Slights of a Lifetime
by Cesca Janece Waterfield
At her timid inquiry, he squared off in his office chair, and said with grave vigor, "Are you ready for it?"
She stifled a burst of laughter, and then tried to let go her bias. By now, she had spent months observing his hands alternate between pointing fingers to pass on blame, and turning palms up to gesture how the world, women, careers, cars, and trends had failed him. Many of his most impassioned claims were suspect, she was beginning to discover, and present denials were usually direct routes to past actions.
Admittedly, she found him genuinely alluring; his wounds and crimes, even as he wailed ceaselessly about the former, fervently denying the latter. Suppressing her smile, she tried to listen with compassion. She had broached the subject carefully, because she thought the experience would deliver pain upon its reflection, and she didn't wish to stir unpleasant reminiscence for him.
But she was growing uneasy, unsure why she couldn't bring herself to feel domestic devotion to the man. He had long been telling her that if she could give him complete dedication, he could fly. She cared for him, and sometimes he seemed to care for her. Though he valued his own far more than hers, they shared some interests. All in all, she hoped to "make it work," if only to believe that "it" ever could.

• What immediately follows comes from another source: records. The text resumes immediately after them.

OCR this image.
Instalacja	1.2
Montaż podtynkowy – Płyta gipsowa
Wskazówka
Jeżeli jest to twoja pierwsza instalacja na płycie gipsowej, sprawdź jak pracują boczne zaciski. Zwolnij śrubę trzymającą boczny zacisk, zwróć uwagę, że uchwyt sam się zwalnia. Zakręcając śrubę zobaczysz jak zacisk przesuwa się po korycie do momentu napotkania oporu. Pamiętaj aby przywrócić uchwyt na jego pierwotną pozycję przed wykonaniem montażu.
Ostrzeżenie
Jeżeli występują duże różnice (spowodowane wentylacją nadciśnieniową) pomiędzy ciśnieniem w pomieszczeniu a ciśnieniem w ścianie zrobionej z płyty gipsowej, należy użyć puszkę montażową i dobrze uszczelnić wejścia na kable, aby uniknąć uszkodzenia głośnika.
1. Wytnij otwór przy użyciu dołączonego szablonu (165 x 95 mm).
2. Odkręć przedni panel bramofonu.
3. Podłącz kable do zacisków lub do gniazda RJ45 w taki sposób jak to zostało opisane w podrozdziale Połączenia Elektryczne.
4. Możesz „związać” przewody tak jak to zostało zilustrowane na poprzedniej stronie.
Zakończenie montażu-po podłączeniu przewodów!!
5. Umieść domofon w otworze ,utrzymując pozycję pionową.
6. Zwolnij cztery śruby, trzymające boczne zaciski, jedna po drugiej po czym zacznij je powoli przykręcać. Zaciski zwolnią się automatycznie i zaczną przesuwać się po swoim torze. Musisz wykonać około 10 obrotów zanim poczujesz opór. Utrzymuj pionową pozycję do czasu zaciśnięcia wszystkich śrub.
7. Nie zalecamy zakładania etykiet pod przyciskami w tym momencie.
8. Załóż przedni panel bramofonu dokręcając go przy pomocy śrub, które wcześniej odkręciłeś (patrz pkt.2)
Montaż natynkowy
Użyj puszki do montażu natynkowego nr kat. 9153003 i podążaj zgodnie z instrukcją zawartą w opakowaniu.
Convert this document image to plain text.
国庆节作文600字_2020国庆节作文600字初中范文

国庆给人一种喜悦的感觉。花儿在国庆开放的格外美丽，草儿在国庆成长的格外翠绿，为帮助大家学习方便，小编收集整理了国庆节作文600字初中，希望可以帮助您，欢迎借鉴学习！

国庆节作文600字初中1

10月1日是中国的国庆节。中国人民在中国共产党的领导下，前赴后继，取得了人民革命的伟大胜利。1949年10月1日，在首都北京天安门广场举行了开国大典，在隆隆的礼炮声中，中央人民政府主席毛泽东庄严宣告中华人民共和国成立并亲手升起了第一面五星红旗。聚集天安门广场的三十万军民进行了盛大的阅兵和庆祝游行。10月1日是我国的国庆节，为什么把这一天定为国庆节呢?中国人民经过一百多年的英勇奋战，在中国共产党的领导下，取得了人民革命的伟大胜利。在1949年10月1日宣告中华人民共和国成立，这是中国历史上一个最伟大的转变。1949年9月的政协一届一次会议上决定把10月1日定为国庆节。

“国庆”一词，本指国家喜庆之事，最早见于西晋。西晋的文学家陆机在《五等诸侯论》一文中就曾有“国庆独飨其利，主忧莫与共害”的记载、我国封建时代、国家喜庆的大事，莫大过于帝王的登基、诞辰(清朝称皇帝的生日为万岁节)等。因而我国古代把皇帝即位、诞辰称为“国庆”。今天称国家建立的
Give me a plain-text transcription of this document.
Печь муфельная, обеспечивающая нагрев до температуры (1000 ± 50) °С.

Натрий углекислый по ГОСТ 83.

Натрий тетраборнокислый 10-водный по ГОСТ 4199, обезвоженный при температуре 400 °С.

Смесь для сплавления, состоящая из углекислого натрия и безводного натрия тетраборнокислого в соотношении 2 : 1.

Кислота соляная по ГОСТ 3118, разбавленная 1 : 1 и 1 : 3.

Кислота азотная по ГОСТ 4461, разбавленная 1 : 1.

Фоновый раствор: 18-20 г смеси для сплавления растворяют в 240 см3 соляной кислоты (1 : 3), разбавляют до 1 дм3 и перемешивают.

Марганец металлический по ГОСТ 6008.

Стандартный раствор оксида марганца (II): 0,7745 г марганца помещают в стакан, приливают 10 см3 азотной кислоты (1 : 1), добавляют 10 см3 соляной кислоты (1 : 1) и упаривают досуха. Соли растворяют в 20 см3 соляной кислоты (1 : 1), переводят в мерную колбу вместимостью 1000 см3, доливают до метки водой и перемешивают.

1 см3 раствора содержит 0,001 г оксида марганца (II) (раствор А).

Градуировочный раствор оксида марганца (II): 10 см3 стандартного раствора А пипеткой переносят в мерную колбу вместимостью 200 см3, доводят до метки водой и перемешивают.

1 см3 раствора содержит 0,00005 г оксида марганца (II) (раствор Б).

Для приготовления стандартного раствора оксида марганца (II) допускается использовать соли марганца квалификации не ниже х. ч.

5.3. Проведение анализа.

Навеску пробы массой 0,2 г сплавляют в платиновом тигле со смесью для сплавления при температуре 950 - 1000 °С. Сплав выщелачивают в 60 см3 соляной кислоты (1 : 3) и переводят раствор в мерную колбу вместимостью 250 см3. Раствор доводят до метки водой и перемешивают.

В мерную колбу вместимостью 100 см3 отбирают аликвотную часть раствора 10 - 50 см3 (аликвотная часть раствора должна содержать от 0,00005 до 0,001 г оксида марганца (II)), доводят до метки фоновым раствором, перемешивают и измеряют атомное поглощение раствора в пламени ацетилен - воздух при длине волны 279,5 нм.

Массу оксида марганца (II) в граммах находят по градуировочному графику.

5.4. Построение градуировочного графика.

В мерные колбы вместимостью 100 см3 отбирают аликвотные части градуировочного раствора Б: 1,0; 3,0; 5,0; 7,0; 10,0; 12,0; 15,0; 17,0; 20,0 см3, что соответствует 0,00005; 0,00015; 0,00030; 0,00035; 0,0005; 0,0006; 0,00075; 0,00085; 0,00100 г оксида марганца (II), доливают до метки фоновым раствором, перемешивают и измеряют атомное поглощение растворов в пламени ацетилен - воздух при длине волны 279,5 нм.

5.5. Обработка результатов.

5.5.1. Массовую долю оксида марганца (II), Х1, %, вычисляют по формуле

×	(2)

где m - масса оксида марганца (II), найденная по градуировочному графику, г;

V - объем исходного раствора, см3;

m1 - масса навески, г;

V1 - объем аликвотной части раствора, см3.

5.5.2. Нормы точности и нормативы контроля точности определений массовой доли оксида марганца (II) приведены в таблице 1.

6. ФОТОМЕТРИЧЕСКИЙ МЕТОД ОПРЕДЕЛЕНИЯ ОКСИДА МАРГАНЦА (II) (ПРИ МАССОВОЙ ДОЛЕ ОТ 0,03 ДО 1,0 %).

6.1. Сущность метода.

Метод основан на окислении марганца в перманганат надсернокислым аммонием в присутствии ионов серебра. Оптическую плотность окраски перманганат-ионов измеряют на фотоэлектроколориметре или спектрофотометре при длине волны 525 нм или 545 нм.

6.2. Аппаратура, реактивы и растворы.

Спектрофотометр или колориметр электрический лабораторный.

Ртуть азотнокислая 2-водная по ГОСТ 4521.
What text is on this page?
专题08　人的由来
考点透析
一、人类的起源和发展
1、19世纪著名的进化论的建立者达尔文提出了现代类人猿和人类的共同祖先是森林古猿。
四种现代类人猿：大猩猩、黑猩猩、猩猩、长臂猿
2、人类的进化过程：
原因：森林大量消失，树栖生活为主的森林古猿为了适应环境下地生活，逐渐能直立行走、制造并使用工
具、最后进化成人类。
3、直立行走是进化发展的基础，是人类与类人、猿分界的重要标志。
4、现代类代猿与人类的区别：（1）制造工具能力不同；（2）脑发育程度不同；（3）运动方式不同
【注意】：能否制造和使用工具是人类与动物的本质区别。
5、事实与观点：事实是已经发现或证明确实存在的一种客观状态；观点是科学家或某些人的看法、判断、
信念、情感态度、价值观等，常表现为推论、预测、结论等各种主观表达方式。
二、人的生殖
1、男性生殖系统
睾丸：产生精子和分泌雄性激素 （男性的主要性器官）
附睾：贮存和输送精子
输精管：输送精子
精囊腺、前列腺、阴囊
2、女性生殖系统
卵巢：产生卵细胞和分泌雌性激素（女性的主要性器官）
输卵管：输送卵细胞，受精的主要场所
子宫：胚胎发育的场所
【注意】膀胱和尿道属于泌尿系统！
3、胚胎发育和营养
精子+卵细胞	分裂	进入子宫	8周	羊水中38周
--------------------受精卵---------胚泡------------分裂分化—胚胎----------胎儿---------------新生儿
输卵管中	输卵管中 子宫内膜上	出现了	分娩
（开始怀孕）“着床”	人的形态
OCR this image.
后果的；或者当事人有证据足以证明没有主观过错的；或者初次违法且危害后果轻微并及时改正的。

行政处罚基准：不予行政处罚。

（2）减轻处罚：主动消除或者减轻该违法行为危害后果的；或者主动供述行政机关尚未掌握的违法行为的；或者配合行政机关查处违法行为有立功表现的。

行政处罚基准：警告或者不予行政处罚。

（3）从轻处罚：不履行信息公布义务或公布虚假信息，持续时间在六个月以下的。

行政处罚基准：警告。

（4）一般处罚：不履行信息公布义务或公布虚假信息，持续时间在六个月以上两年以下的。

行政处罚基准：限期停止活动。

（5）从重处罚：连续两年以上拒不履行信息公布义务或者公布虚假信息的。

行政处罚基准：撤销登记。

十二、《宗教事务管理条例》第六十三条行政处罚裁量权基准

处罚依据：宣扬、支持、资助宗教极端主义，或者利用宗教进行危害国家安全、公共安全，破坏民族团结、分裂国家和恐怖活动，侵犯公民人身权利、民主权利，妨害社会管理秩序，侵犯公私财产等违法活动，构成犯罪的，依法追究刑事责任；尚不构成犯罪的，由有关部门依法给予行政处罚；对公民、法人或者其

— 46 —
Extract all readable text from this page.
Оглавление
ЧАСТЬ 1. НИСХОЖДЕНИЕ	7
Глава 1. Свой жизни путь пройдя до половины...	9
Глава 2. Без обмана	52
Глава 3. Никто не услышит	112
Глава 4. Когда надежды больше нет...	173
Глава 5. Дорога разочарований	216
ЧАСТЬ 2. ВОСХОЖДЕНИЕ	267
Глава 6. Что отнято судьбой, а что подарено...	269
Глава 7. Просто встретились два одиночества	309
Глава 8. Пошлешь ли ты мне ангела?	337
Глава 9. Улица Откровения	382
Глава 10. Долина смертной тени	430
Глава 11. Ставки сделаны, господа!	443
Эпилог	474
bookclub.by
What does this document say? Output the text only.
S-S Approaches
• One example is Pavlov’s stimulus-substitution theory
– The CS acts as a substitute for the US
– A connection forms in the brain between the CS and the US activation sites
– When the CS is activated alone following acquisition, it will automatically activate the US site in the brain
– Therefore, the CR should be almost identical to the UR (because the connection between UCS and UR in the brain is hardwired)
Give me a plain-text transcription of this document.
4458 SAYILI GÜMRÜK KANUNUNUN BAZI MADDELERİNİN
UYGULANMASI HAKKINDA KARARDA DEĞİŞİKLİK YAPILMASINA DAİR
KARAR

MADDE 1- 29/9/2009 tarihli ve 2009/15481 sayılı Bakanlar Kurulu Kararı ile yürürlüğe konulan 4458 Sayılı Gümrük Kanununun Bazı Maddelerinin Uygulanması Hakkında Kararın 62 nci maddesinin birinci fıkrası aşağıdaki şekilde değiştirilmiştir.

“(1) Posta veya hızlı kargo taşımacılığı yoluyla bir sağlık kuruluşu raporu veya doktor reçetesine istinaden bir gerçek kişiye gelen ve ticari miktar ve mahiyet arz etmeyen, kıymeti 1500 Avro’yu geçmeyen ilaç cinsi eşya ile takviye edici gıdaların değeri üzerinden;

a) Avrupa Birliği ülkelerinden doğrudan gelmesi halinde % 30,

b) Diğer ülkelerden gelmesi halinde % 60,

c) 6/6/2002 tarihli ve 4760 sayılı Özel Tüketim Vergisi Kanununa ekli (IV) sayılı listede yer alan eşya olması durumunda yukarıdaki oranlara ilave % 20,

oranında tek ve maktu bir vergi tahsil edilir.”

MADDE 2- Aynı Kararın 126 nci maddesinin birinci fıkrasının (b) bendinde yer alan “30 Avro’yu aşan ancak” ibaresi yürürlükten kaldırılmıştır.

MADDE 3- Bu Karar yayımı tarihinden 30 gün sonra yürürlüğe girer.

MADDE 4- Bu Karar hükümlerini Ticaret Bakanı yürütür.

That afternoon toward the end, as they sat in the same seats, she gently inquired if he were willing to share why he'd been fired from his job in car sales. After ensuring she could endure witnessing the degree to which he'd been done wrong, he drew a deep breath, and looked directly at her.
A mistaken friendship, he said, was the thrust of the plot.
Drugs were exposition, climax and denoument.
A trivial error on his part, he waved, trivia. The real culprit was someone else.
It seemed to her, his negligence. But these two, they always used different names. He called them right out loud.
"How is it his fault you were fired?" she asked.
"He'd come get me and make me do it!"
This time she laughed openly in disbelief. "How old were you?"
"What does that matter?" he exclaimed, palms up, fingers open widely. "He was always there!" He stared open mouthed at her, then shrugged: "You don't understand."
It was true. Empathy, and her own experience with blaming others, led her to accept how, decades ago, he might have failed to recognize his culpability.
But somewhere along the brick road that wound down to this afternoon, it seemed he might have considered who fired him that day years ago: himself.
She was young, and often confused, but it seemed that repeats and reiterations should have at some point ground his coarsened defense down into a talcum of introspection.
She feared for the man who sat before her today, maintaining innocence with lips smeared in proverbial blood.
Artlessness is free. Accountability, on the other hand, brings pain, at least momentarily. She knew then why this memory brought him none. He hadn't even looked into his truth, so the cost of doing so – the sting of admission – was nowhere to be found.
He often informed her, in so many decibels, that she reminded him of his ex-wife who had left him years ago. While it hurt her, and later began to anger her, as days passed, she occasionally wondered what the woman might have to say about having moved on.
His road was a circle.
She liked to ride forward, wind in her hair.